Tamara Broderick talked about a puzzling leverage effect of some observations in economic studies where a tiny portion of individuals may modify the significance or the sign of a coefficient, for which I cannot tell whether the data or the reliance on statistical significance are to blame. Robert Kohn presented mixture-of-Gaussian copulas [not to be confused with mixture of Gaussian-copulas!] and Nancy Reid concluded my first [and somewhat exhausting!] day at ISBA with a BFF talk on the different statistical paradigms take on confidence (for which the notion of calibration seems to remain frequentist).

Side comments: First, most people in the conference are wearing masks, which is great! Also, I find it hard to read slides from the screen, which I presume is an age issue (?!) Even more aside, I had Korean lunch in a place that refused to serve me a glass of water, which I find amazing.

statistical illiteracy

An opinion tribune in the Guardian today about the importance of statistical literacy in these COVIdays, entitled “Statistical illiteracy isn’t a niche problem. During a pandemic, it can be fatal“, by Carlo Rovelli (a physics professor on Luminy campus) which, while well-intended, is not particularly helping. For instance, the tribune starts with a story of a cluster of a rare disease happening in a lab along with the warning that [Poisson] clusters also occur with uniform sampling. But.. being knowledgeable about the Poisson process may help in reducing the psychological stress within the lab only if the cluster size is compatible with the prevalence of the disease in the neighbourhood. Obviously, a poor understanding of randomness and statistical tools has not help with the handling of the pandemics by politicians, decision-makers, civil servants and doctors (although I would have added the fundamental misconception about scientific models which led most people to confuse the map with the territory and later cry wolf…)

Rovelli also cites Bruno de Finetti as “the key to understanding probability”, as a representation of one’s beliefs rather than a real thing.
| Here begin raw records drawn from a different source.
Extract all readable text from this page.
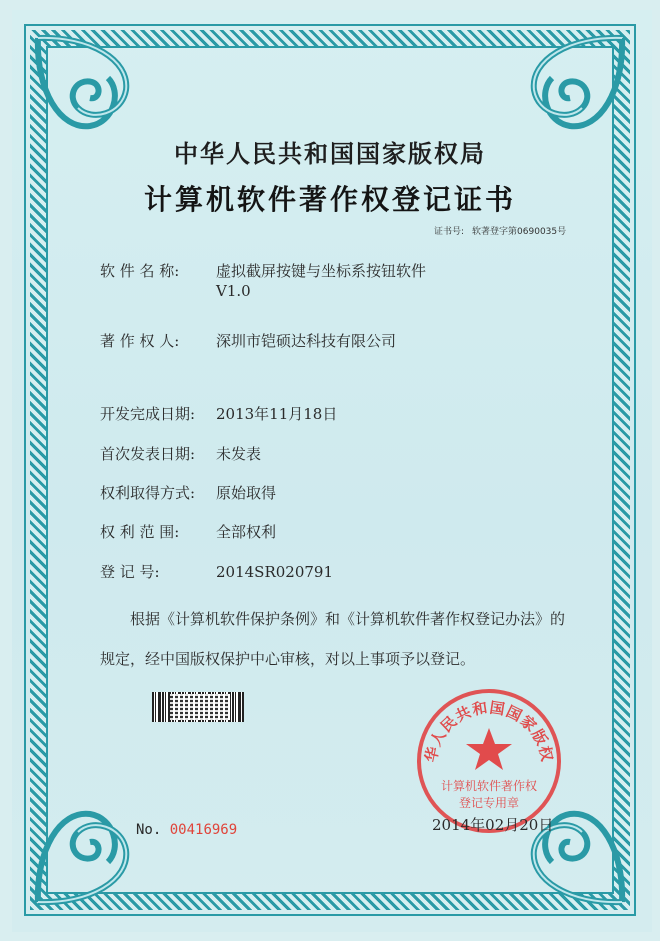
中华人民共和国国家版权局
计算机软件著作权登记证书
证书号: 软著登字第0690035号
软 件 名 称: 虚拟截屏按键与坐标系按钮软件
V1.0
著 作 权 人: 深圳市铠硕达科技有限公司
开发完成日期: 2013年11月18日
首次发表日期: 未发表
权利取得方式: 原始取得
权 利 范 围: 全部权利
登 记 号:	2014SR020791
根据《计算机软件保护条例》和《计算机软件著作权登记办法》的
规定，经中国版权保护中心审核，对以上事项予以登记。
华人民共和国国家版权
计算机软件著作权
登记专用章
No. 00416969	2014年02月20日
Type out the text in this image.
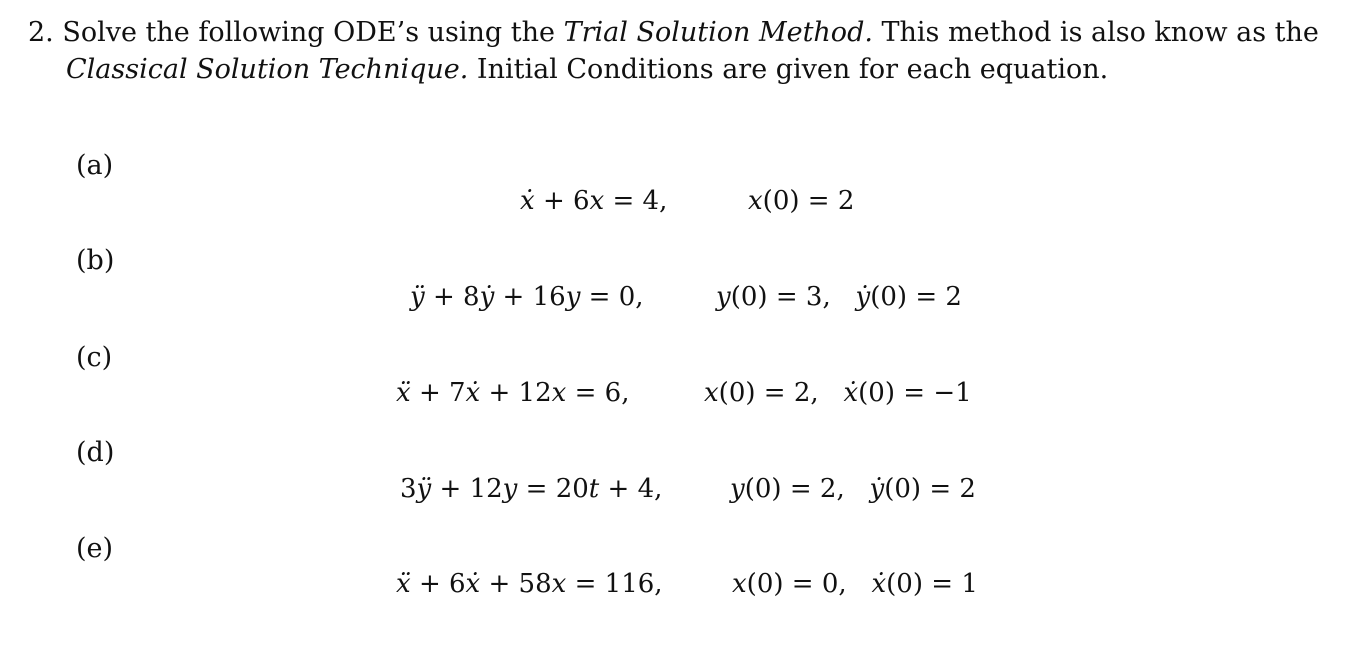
2. Solve the following ODE’s using the Trial Solution Method. This method is also know as the
Classical Solution Technique. Initial Conditions are given for each equation.
(a)
ẋ + 6x = 4,	x(0) = 2
(b)
ÿ + 8ẏ + 16y = 0,	y(0) = 3, ẏ(0) = 2
(c)
ẍ + 7ẋ + 12x = 6,	x(0) = 2, ẋ(0) = −1
(d)
3ÿ + 12y = 20t + 4,	y(0) = 2, ẏ(0) = 2
(e)
ẍ + 6ẋ + 58x = 116,	x(0) = 0, ẋ(0) = 1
While I agree with this Bayesian perspective, I am unsure it will percolate well enough with the Guardian audience. And bring more confidence in the statistical statements made by experts…

It is only when I finished reading the column that I realised it was adapted from a book soon to appear by the author. And felt slightly cheated. [Obviously, I did not read it so this is NOT a book review!]